In tumor cells, EGFR has an important role in cellular proliferation, inhibition of apoptosis, migration and invasion, and angiogenesis through activation of many signaling pathways including the RAS-mitogen-activated protein kinase pathway and phosphatidylinositol-3-kinase-AKT pathway [10]. Activation of EGFR signaling can be mediated by ionizing radiation as well as oncogenic EGFR. The activated EGFR signaling leads to radioresistance by inducing cell proliferation and apoptosis inhibition and enhancing DNA repair [11, 12]. The relationship between EGFR expression and radioresistance was shown among several murine carcinoma cell lines [13, 14], and a transfection study confirmed this relationship [15]. Several in vitro and in vivo studies showed synergistic effect of anti-EGFR antibody cetuximab and radiation [13, 16, 17]. This synergistic activity was obtained only in cetuximab-sensitive cell lines [17].

A benefit of the cetuximab and radiation combination was also demonstrated in a clinical setting; a combination of cetuximab and radiotherapy resulted in a significant improvement in 5-year overall over radiotherapy alone (45.6 % vs. 36.4 %) in a randomized phase III trial of locally advanced head and neck cancer [18]. However, the addition of cetuximab to chemoradiotherapy failed to show any survival benefits in either head and neck cancer (RTOG 0522) [19] or esophageal cancer (RTOG 0436) [20].

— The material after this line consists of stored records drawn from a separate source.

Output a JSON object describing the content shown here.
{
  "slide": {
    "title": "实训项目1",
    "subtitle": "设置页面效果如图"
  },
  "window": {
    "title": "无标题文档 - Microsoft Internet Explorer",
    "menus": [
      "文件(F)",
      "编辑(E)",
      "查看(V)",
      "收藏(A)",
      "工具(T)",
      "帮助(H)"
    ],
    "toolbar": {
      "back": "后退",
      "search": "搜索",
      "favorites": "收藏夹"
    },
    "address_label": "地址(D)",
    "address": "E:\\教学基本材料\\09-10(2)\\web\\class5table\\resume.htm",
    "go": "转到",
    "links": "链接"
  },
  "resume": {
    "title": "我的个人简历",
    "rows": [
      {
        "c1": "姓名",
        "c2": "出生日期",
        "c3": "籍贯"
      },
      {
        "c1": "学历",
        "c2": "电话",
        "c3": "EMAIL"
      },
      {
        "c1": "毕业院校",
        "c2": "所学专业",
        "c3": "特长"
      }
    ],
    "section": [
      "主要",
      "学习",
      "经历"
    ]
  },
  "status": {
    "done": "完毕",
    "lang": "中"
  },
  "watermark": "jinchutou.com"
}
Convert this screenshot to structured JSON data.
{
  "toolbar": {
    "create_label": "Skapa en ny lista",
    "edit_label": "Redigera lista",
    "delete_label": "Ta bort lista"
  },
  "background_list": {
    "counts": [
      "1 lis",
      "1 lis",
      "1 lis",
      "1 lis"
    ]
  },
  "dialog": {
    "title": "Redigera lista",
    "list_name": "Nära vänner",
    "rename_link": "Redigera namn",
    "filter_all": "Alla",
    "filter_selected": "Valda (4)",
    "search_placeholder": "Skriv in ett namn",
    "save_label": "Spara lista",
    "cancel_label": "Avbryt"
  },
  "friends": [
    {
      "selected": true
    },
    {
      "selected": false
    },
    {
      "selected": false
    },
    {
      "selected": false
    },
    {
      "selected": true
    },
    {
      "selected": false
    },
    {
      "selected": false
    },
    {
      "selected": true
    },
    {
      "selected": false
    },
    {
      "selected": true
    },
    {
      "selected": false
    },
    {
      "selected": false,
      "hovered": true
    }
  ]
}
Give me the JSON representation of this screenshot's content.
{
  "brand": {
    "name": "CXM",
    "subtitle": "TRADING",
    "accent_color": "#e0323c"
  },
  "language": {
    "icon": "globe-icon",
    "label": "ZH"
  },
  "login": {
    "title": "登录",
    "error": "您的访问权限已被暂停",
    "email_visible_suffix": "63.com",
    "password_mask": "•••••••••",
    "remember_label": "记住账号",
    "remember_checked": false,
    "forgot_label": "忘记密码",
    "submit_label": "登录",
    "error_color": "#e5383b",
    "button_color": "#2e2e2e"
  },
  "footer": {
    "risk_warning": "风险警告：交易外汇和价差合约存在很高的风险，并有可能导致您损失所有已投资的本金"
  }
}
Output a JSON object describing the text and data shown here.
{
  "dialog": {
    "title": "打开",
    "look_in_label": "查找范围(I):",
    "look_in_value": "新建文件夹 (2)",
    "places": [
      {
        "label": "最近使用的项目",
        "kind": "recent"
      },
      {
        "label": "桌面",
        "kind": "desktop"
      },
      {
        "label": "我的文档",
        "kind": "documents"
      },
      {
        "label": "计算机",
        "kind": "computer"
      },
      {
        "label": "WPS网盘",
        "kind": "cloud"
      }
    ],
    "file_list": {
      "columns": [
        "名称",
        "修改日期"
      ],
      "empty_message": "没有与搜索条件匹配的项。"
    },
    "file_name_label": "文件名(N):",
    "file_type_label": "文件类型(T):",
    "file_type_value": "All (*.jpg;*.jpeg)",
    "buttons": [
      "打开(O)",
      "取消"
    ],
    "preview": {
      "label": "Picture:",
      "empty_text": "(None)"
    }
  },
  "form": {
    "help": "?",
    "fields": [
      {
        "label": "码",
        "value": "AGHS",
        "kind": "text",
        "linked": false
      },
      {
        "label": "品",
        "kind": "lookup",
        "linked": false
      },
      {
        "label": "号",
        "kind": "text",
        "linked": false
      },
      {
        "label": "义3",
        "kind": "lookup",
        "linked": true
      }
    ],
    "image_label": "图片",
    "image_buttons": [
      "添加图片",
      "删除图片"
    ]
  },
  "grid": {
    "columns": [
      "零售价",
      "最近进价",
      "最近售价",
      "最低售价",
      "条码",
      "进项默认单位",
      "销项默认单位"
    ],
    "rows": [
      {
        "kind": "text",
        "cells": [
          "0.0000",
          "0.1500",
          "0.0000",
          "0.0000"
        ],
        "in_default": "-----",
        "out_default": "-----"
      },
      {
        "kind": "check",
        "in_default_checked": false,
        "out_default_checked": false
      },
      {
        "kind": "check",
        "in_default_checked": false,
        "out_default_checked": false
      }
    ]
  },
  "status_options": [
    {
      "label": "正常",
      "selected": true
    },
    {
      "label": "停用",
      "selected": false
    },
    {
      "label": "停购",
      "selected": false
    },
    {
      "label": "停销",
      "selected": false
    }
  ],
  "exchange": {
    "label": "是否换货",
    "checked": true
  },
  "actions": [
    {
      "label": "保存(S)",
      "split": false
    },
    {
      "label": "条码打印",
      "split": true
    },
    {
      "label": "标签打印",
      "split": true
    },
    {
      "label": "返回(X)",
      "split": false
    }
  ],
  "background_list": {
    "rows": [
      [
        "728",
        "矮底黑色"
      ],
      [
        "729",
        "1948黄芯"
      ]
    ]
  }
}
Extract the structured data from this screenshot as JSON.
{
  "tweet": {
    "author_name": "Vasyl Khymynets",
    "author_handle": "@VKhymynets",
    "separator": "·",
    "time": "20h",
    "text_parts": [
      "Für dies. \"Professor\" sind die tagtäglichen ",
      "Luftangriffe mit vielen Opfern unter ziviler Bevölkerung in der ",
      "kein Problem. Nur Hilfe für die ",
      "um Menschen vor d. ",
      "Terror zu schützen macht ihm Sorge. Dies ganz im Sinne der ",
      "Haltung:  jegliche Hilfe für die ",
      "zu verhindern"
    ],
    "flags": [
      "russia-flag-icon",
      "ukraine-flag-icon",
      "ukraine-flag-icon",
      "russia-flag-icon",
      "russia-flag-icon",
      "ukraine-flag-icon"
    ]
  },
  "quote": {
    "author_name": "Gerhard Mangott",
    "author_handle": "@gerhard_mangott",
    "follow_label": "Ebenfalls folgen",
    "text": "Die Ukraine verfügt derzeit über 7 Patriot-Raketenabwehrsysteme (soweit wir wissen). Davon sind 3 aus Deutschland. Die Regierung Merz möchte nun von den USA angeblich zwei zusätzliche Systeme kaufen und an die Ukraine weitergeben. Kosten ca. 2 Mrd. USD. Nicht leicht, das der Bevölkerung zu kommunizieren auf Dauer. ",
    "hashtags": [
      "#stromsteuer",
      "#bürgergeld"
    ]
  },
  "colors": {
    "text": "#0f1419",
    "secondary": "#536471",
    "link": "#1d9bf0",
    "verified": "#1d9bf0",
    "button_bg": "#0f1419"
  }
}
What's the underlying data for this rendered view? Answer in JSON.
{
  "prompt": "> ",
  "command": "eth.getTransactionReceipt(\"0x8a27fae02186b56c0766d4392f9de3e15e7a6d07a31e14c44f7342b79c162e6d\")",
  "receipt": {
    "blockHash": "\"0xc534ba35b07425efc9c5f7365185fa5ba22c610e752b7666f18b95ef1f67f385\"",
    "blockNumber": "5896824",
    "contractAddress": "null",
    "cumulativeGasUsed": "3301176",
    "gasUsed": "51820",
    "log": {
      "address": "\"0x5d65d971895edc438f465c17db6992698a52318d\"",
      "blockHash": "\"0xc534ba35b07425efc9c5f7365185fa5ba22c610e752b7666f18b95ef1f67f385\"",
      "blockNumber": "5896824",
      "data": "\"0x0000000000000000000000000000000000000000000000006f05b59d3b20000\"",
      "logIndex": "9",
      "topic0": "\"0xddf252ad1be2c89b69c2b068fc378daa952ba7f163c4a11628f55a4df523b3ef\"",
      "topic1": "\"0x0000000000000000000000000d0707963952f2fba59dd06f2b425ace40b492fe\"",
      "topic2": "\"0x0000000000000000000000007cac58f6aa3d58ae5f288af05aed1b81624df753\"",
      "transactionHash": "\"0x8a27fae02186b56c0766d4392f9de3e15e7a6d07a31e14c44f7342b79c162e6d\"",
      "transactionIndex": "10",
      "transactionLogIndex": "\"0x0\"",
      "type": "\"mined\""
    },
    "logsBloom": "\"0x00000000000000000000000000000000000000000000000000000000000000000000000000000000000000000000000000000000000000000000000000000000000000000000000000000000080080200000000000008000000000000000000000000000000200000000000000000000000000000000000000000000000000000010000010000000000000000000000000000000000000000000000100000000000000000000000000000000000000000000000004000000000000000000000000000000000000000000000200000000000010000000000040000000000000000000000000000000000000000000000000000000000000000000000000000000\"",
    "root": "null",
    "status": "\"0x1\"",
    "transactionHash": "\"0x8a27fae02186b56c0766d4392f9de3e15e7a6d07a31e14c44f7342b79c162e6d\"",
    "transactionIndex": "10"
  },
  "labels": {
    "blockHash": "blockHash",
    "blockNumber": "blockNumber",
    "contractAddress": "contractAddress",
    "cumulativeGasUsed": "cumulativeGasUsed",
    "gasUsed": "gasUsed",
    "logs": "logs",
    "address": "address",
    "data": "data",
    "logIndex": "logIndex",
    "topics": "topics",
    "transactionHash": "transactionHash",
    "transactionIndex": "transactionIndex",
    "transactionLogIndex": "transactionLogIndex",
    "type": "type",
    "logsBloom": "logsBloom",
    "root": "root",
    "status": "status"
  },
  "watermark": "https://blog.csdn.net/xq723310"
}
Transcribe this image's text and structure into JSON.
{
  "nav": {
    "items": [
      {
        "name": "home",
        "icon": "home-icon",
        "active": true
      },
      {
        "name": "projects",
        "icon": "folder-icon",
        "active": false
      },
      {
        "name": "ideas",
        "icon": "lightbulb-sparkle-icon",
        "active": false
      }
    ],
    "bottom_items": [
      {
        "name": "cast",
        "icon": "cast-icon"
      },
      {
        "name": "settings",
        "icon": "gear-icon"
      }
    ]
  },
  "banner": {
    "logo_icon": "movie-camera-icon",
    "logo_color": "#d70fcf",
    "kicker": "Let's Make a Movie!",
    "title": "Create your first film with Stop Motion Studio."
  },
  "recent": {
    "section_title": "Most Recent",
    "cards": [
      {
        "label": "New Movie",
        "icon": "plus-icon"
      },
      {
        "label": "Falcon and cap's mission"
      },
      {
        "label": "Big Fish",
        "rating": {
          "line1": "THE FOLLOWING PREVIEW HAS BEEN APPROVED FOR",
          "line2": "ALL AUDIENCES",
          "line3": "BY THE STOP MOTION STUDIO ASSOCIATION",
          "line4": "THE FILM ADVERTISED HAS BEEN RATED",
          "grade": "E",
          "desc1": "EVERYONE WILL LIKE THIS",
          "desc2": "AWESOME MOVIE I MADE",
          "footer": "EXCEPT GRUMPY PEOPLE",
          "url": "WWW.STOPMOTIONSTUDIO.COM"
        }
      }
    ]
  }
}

Safety of cetuximab combined with thoracic radiotherapy was firstly evaluated in SCRATCH study (n = 12), showing that the early and late toxicities of concurrent cetuximab and thoracic radiotherapy were acceptable, although one patient died of bronchopneumonia [21]. The following phase II trials of concurrent cetuximab and thoracic radiation with induction or consolidation platinum-doublet chemotherapy showed a median OS of 17.0 months or 19.4 months, respectively, with one death of pneumonitis in each study [22, 23]. A phase I trial of cetuximab in addition to chemoradiotherapy with cisplatin and vinorelbine showed that cetuximab could be safely added to chemoradiotherapy with grade 3–4 toxicity in 12 of 25 patients and one treatment-related death of hemoptysis 4 months after radiotherapy [24]. Phase II trials confirmed the toxicity profile of cetuximab combined with chemoradiotherapy, but median overall survival times seemed no improvement when compared with chemoradiotherapy without cetuximab (Table 9.1) [22, 23, 2528]. A randomized phase II trial of carboplatin, pemetrexed, and thoracic radiotherapy with or without cetuximab (CALGB30407) showed no difference in failure-free survival, overall survival, or grade 3 or severe toxicity except for skin rash between the arms [27]. A landmark phase III trial of paclitaxel and carboplatin chemotherapy combined with thoracic radiotherapy of 60 Gy (n = 151), 74 Gy (n = 107), 60 Gy with cetuximab (n = 137), or 74 Gy with cetuximab (n = 100) (RTOG0617) showed an identical median overall survival of 25.0 months in patients receiving cetuximab and 24.0 months in patients who did not (HR 1.07, 95 % CI 0.84–1.35; p = 0.29). The overall incidence of grade 3 or worse toxicity for patients receiving chemoradiotherapy with cetuximab and chemoradiotherapy alone was 86 % and 70 %, respectively (P < 0.0001).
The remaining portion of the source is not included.